By the CNN Wire Staff
  • Heavy rains and severe flooding in central Vietnam led to the deaths of 12 people
  • Water levels continue to rise in the region, the state-run news agency reports
  • One dam has broken and another is in danger, while thousands of homes are under water
  • Two weeks earlier, 66 people in region died after record-setting rains and subsquent flooding

(CNN) -- Twelve people have died, and another nine are missing, due to torrential rains and subsequent severe flooding in central Vietnam, state-run news agencies reported Monday.

The situation threatened to worsen, with thousands of homes submerged and water levels rising in the Lam River, Ke Go Lake and elsewhere, according to news reports. Fissures appeared early Saturday in the Mo dam in Ha Trinh province, leading to the submersion of the nearby Son Ham commune as its 6,000 residents fled to the mountains, while flood waters overflowed the Tan Long dam in Son Long later that day.

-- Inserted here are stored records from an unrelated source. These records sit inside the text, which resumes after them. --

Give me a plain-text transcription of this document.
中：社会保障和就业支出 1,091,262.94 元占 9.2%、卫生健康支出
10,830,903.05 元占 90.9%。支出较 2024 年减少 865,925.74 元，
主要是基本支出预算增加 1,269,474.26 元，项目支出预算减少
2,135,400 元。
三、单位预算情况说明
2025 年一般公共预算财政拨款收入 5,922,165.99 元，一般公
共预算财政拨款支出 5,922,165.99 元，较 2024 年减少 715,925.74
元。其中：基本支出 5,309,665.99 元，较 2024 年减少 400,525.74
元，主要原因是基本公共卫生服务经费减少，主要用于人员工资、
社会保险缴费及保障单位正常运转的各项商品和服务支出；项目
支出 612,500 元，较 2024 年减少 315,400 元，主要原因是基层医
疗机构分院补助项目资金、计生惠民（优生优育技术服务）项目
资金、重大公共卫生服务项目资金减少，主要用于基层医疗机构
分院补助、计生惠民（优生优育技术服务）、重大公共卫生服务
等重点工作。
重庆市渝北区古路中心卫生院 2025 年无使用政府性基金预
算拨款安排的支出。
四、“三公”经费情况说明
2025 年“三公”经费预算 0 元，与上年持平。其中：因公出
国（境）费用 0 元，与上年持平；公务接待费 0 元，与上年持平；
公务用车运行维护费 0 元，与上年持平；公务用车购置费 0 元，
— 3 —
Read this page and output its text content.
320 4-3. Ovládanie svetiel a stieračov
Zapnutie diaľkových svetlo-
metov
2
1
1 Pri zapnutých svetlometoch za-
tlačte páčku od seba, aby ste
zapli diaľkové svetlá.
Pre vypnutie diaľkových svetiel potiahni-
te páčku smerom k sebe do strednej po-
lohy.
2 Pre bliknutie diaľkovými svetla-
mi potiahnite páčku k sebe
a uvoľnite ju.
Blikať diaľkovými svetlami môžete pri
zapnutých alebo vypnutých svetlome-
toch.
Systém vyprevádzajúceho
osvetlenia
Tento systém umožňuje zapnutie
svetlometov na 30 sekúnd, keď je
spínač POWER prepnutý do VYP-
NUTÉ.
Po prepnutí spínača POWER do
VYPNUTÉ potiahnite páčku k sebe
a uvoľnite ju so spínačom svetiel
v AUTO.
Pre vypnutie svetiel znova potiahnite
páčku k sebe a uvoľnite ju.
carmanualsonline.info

Authorities have found the bodies of seven people washed away by floods in Ha Trinh province, as well as three more drowned in Nghe An province's Nghi Loc district. It was not immediately clear, based on news reports, where the other dead and missing people came from.

Throughout the region, people and cattle could be seen sitting on roofs, while boats floated through what would otherwise have been the nation's streets. About 1 meter of water lay over some parts of a Highway 1A, a north-south connection through Vietnam, and service on the north-south railway through the southeastern Asian nation was suspended, reported state-run Vietnam News.

The Vietnamese government is distributing 2,000 tons of rice and $10 million worth of aid to the worst-hit areas, in Ha Trinh and Quang Binh provinces, reports said.

Record-setting rains a few weeks earlier in central Vietnam spurred severe flooding that killed 66 people and inundated more than 10,000 dwellings. Hundreds of Vietnamese troops were dispatched to the region in the first week of October to help with rescue operations and help residents and business owners deal with millions of dollars of damage.